Government should get out of the way and let people make their own free choices.

Fat people run up a lot of cost in health care. Have you seen what the health care cost are for child hood obesity is in rural America? What about diabetes treatment in adolescents? Guess who pays for that? Most of these families have no way to pay for this shit,nor would the parent(s), enforce it at home. This is reality, nothing liberal or conservative about it.I guess we should just send them to the church for nutritional assistance( as Ron Paul so eloquently alluded to ). What's wrong with the government setting mandates that would save me some cash?
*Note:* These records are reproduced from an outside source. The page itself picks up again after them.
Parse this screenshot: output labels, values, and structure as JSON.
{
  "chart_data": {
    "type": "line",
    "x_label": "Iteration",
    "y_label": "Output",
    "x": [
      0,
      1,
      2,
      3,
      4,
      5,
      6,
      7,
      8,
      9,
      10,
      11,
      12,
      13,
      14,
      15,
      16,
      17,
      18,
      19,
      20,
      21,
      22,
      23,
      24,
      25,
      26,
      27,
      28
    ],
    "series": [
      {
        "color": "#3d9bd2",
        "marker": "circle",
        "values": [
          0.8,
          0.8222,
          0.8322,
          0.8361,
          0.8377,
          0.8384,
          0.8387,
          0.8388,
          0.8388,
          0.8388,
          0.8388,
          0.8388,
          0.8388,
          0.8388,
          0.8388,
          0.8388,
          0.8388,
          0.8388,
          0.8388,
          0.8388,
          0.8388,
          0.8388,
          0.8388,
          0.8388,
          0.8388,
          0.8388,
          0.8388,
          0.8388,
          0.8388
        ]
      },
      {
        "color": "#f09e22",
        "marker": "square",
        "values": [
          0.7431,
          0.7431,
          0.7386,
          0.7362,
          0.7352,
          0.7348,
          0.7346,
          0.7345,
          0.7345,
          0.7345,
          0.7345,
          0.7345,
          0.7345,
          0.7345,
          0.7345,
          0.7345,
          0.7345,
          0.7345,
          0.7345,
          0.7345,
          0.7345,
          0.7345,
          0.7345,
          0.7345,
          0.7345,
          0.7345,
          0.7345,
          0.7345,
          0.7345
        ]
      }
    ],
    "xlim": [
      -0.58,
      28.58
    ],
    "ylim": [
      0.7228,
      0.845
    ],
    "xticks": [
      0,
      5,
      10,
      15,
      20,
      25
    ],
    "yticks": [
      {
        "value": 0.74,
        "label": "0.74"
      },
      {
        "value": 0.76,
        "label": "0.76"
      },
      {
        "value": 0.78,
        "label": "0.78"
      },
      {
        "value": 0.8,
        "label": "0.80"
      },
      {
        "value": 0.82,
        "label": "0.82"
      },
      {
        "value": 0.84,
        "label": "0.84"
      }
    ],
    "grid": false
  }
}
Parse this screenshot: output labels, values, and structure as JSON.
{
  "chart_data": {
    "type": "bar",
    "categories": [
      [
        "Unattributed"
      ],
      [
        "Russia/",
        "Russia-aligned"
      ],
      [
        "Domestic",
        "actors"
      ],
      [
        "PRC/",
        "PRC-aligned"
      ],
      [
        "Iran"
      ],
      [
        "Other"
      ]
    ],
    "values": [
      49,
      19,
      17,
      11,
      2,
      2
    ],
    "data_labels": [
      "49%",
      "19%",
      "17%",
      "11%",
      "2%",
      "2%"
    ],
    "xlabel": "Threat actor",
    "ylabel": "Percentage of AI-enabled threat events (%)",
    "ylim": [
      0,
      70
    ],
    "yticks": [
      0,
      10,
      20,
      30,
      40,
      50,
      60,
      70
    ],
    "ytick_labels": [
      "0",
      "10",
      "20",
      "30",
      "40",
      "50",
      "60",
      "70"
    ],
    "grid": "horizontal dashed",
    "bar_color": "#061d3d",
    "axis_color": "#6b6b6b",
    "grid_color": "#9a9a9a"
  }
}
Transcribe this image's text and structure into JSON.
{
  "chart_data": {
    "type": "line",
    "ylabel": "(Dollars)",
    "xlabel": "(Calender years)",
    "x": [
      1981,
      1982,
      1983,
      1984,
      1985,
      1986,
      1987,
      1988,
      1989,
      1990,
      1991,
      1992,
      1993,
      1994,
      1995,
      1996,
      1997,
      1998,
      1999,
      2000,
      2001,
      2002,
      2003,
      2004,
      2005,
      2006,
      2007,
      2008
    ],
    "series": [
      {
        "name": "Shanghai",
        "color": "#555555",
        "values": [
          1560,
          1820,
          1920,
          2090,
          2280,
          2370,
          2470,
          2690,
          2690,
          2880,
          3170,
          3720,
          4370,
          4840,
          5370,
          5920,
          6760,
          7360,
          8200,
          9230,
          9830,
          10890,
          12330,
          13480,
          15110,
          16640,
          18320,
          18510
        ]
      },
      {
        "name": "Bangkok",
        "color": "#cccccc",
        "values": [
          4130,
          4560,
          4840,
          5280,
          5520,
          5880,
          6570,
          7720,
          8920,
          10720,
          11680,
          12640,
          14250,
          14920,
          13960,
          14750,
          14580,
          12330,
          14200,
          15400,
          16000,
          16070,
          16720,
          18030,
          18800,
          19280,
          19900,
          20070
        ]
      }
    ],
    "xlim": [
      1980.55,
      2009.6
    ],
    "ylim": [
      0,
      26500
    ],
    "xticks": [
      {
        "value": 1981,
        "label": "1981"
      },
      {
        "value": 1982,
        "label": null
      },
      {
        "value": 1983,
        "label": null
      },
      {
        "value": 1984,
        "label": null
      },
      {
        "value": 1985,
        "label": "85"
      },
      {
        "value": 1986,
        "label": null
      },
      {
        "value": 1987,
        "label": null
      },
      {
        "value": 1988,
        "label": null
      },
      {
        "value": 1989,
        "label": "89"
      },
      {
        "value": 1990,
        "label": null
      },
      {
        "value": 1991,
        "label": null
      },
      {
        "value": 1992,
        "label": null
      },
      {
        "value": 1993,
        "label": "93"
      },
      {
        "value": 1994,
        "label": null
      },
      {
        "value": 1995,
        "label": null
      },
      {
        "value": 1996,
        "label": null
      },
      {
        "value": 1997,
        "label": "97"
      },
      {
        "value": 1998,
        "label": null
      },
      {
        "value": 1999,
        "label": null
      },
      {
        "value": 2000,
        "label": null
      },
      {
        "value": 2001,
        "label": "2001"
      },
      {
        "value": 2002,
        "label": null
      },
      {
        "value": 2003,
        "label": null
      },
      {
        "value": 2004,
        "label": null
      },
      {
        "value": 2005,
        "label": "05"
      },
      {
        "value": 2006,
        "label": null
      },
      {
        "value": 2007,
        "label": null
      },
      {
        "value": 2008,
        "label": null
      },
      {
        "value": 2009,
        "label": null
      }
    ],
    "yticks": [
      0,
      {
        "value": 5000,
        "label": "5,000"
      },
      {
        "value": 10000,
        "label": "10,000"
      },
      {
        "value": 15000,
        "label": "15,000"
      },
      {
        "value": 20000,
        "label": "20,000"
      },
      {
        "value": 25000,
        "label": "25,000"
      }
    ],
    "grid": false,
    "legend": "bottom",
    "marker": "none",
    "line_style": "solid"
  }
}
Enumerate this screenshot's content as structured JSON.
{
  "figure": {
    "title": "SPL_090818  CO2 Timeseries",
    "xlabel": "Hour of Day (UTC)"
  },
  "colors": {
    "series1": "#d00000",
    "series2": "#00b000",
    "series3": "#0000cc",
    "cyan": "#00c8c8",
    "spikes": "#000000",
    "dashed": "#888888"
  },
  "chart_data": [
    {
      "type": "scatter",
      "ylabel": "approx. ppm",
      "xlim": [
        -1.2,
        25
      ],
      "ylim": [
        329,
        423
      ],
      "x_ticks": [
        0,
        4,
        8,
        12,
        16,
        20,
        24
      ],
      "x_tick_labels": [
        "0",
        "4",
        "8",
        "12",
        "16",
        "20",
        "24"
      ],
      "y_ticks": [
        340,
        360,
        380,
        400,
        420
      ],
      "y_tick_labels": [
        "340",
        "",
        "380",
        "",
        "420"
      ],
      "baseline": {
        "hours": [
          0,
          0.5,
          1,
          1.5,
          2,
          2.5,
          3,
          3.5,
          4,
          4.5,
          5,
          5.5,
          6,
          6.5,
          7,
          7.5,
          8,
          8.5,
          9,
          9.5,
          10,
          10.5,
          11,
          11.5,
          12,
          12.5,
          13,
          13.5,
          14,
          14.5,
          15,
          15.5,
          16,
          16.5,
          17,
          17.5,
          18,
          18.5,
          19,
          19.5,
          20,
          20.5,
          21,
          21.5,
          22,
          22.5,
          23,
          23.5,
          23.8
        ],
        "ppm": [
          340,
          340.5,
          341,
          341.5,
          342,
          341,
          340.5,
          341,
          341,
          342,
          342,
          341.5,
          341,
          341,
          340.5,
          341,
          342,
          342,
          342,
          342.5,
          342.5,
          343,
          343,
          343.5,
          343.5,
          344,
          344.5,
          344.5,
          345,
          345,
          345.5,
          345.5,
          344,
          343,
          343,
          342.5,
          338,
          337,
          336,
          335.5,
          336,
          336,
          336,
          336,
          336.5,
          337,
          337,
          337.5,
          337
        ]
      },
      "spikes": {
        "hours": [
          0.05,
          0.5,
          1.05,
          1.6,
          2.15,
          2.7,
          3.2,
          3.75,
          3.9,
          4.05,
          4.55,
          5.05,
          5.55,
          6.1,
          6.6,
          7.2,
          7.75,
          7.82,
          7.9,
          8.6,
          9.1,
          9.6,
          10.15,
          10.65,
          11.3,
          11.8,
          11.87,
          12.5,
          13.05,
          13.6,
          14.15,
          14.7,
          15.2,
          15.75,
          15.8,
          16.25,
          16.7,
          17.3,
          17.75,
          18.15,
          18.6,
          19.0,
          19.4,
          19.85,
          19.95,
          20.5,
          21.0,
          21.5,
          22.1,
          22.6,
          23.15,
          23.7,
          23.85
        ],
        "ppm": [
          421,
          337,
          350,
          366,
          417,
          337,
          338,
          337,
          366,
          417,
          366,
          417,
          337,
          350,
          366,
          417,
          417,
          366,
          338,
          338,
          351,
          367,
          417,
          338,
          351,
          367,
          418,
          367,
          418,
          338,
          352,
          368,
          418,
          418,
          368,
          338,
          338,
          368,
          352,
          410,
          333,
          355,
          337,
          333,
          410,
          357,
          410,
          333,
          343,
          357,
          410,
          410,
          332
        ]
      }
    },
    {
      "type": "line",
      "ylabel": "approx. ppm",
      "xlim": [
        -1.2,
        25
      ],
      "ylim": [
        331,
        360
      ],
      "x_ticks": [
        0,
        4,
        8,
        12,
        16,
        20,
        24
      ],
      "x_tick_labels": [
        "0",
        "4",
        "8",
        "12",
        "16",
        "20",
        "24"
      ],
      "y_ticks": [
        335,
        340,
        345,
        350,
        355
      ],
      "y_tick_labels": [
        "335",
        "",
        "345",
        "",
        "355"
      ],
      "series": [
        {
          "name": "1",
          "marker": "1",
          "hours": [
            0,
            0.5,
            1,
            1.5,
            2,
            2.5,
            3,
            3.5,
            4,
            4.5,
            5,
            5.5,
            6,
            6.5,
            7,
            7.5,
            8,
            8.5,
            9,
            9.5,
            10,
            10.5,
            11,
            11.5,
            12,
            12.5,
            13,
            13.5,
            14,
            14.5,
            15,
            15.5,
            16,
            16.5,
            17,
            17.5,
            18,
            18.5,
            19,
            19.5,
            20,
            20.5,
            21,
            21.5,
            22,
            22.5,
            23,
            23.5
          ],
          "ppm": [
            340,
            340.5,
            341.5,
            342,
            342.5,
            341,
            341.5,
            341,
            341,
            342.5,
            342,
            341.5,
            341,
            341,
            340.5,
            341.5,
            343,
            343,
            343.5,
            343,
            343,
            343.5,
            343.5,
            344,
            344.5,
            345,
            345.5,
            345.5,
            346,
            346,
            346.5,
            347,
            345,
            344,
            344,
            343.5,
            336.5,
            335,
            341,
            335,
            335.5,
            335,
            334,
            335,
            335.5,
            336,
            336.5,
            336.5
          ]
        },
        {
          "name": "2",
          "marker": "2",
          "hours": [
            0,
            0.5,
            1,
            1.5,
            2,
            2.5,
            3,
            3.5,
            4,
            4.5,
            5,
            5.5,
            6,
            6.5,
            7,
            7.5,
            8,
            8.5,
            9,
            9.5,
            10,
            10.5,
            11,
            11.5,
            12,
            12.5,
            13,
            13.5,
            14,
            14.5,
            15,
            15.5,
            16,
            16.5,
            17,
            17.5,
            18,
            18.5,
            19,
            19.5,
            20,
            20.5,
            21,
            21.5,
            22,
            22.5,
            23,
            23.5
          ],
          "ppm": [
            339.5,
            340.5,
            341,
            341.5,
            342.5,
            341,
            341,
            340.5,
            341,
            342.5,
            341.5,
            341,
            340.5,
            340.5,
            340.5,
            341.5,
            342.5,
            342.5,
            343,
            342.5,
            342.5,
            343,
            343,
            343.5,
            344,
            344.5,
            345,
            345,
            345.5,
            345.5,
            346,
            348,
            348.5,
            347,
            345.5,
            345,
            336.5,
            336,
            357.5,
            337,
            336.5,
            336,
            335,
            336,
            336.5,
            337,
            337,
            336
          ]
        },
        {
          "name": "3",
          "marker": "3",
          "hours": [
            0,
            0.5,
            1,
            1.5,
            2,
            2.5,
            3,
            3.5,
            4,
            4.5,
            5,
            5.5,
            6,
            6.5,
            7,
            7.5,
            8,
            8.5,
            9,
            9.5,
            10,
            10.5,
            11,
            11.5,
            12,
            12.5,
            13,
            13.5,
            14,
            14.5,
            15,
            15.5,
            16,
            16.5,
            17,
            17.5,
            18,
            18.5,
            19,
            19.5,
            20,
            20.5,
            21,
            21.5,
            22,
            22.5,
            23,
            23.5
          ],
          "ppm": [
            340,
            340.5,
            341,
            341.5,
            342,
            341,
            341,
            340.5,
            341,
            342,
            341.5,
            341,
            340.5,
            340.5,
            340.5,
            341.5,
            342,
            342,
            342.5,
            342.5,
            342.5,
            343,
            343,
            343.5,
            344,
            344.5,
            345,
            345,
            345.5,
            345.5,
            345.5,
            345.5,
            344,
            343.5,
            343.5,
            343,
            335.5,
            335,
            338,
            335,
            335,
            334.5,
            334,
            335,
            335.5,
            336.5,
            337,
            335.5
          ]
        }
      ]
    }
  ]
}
You're assuming any money they'd save from this (they wont save any) they're gonna pass on to you in the form of lower taxes.

This is government controlling people by playing on emotions. Taxing fatty foods isn't going to bring obesity levels down. Its going to give people a reason to turn to bread and sugar for calories, especially in world where money is becoming tighter and tighter for the majority.

Even if this DID work and a few million was saved from the reduction in health care costs do you honestly think you're going to see a reduction in your taxes? You're gonna pay more for your hamburger and just as much as you did before everywhere else while someone else gets richer.

The proper way to do something like this is to reward the fit and healthy, not try to strongarm the fat and slovenly. Why not make government run gyms and fitness centers that are free to the public? It would create jobs for the staff, give those without the money for a gym membership an option, and allow people to take responsibility for their health and fitness level.